Kalid Kayo is Horn Updates' Explainers Editor. He specialises in producing in-depth, long-form explainers on the most complex questions in Horn of Africa politics — from the origins of Sudan's civil war to Ethiopia's Red Sea ambitions. He has deep expertise in Eritrean affairs and Red Sea strategic competition, areas he considers among the most analytically demanding in African journalism given how little verifiable information the Eritrean government releases.
Eritrea's strategic significance in the Horn is routinely underestimated. It sits on the Red Sea at the mouth of the Bab-el-Mandeb strait, one of the world's most important shipping chokepoints. Its president, Isaias Afwerki, has governed for over three decades without elections, has expelled most international NGOs, and has used a national service system that amounts to indefinite military conscription for hundreds of thousands of citizens. Yet Eritrea's alignment decisions — with Ethiopia, against Ethiopia, with Egypt, with the Gulf states — have shaped Horn security dynamics at critical moments. Understanding those decisions requires reading Eritrea not as a black box but as a state with its own strategic logic.
Beyond Eritrea, Kalid covers the security architecture of the Horn more broadly: the interplay between national militaries and armed non-state groups, the role of Gulf state patronage in shaping Horn military politics, and the strategic competition between external powers in the Red Sea basin. He joined Horn Updates because Eritrea in particular suffers from a consistent failure of coverage — most international analysis stops at noting how closed the country is, rather than attempting to reason through its behaviour from the available evidence.

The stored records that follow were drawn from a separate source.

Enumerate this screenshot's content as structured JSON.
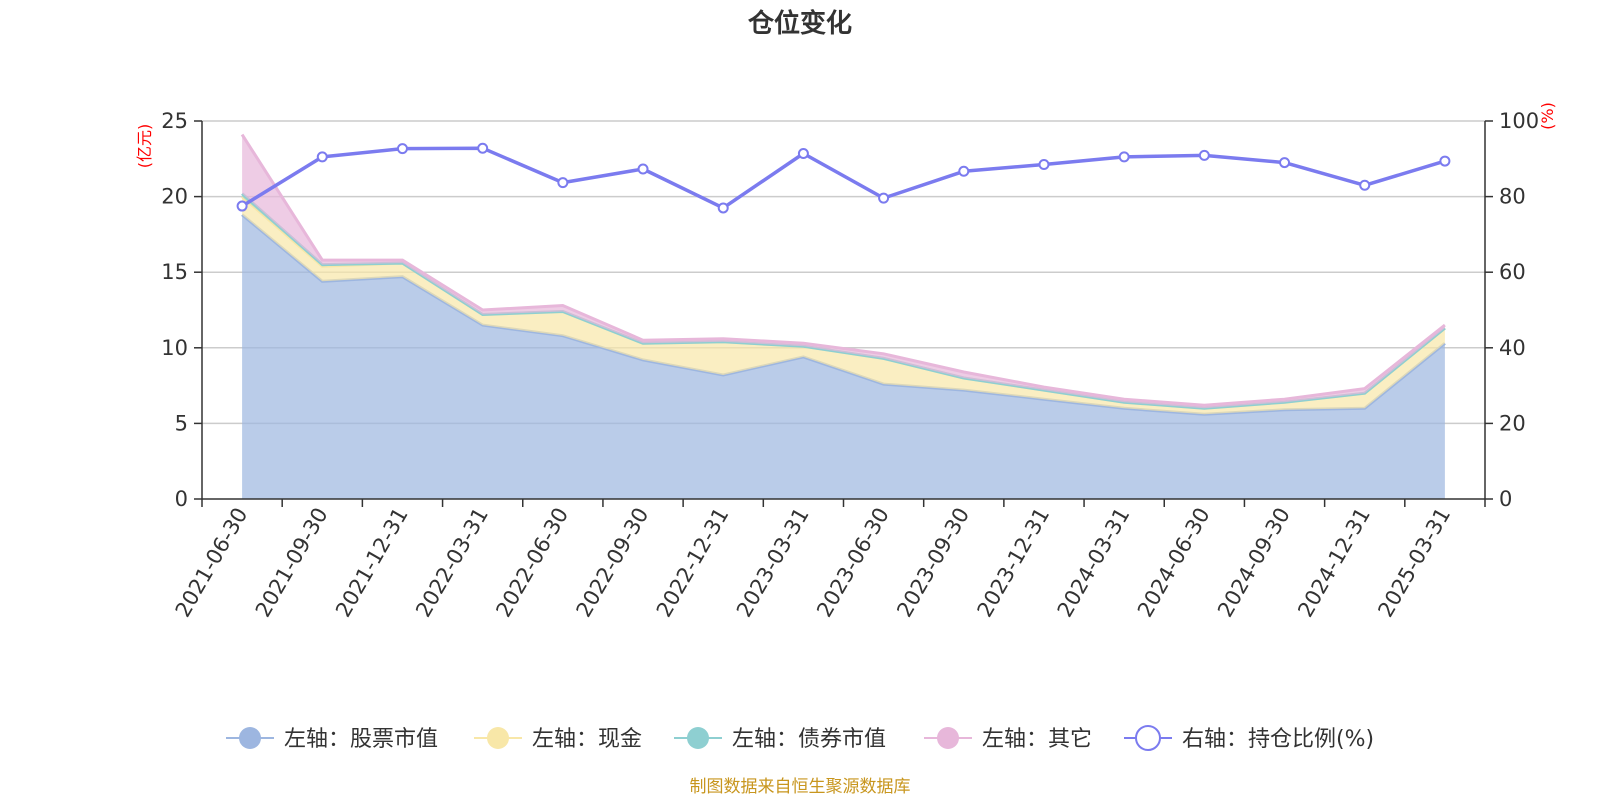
{
  "colors": {
    "stock": "#9db6e0",
    "cash": "#f8e7a8",
    "bond": "#8ecfd1",
    "other": "#e7b7da",
    "ratio": "#7b7bef",
    "grid": "#cccccc",
    "axis": "#333333",
    "unit": "#ff0000",
    "source": "#c8961e"
  },
  "chart_data": {
    "type": "area",
    "title": "仓位变化",
    "left_unit": "(亿元)",
    "right_unit": "(%)",
    "x": [
      "2021-06-30",
      "2021-09-30",
      "2021-12-31",
      "2022-03-31",
      "2022-06-30",
      "2022-09-30",
      "2022-12-31",
      "2023-03-31",
      "2023-06-30",
      "2023-09-30",
      "2023-12-31",
      "2024-03-31",
      "2024-06-30",
      "2024-09-30",
      "2024-12-31",
      "2025-03-31"
    ],
    "ylim_left": [
      0,
      25
    ],
    "yticks_left": [
      0,
      5,
      10,
      15,
      20,
      25
    ],
    "ylim_right": [
      0,
      100
    ],
    "yticks_right": [
      0,
      20,
      40,
      60,
      80,
      100
    ],
    "grid": true,
    "legend_position": "bottom",
    "stacked_series": [
      {
        "key": "stock",
        "name": "左轴：股票市值",
        "values": [
          18.8,
          14.4,
          14.7,
          11.5,
          10.8,
          9.2,
          8.2,
          9.4,
          7.6,
          7.2,
          6.6,
          6.0,
          5.6,
          5.9,
          6.0,
          10.3
        ]
      },
      {
        "key": "cash",
        "name": "左轴：现金",
        "values": [
          1.2,
          1.0,
          0.9,
          0.7,
          1.6,
          1.1,
          2.2,
          0.7,
          1.7,
          0.8,
          0.6,
          0.4,
          0.4,
          0.5,
          1.0,
          1.0
        ]
      },
      {
        "key": "bond",
        "name": "左轴：债券市值",
        "values": [
          0.2,
          0.1,
          0.0,
          0.0,
          0.0,
          0.0,
          0.0,
          0.0,
          0.0,
          0.0,
          0.0,
          0.0,
          0.0,
          0.0,
          0.0,
          0.0
        ]
      },
      {
        "key": "other",
        "name": "左轴：其它",
        "values": [
          3.9,
          0.3,
          0.2,
          0.3,
          0.4,
          0.2,
          0.2,
          0.2,
          0.3,
          0.4,
          0.2,
          0.2,
          0.2,
          0.2,
          0.3,
          0.2
        ]
      }
    ],
    "line_series": {
      "key": "ratio",
      "name": "右轴：持仓比例(%)",
      "values": [
        77.5,
        90.5,
        92.7,
        92.8,
        83.7,
        87.3,
        77.0,
        91.4,
        79.6,
        86.7,
        88.5,
        90.5,
        90.9,
        89.0,
        83.0,
        89.4
      ]
    }
  },
  "footer": {
    "source": "制图数据来自恒生聚源数据库"
  }
}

Eritrean domestic politics and the Isaias Afwerki government; Eritrea's role in the Tigray war and its aftermath; Red Sea strategic competition and Eritrea's coastline; the Horn's shifting alliance structures and the Egypt-Eritrea-Somalia axis; Gulf state military basing in the Horn; national service and Eritrean refugee flows; the geopolitics of the Bab-el-Mandeb and Djibouti's strategic position.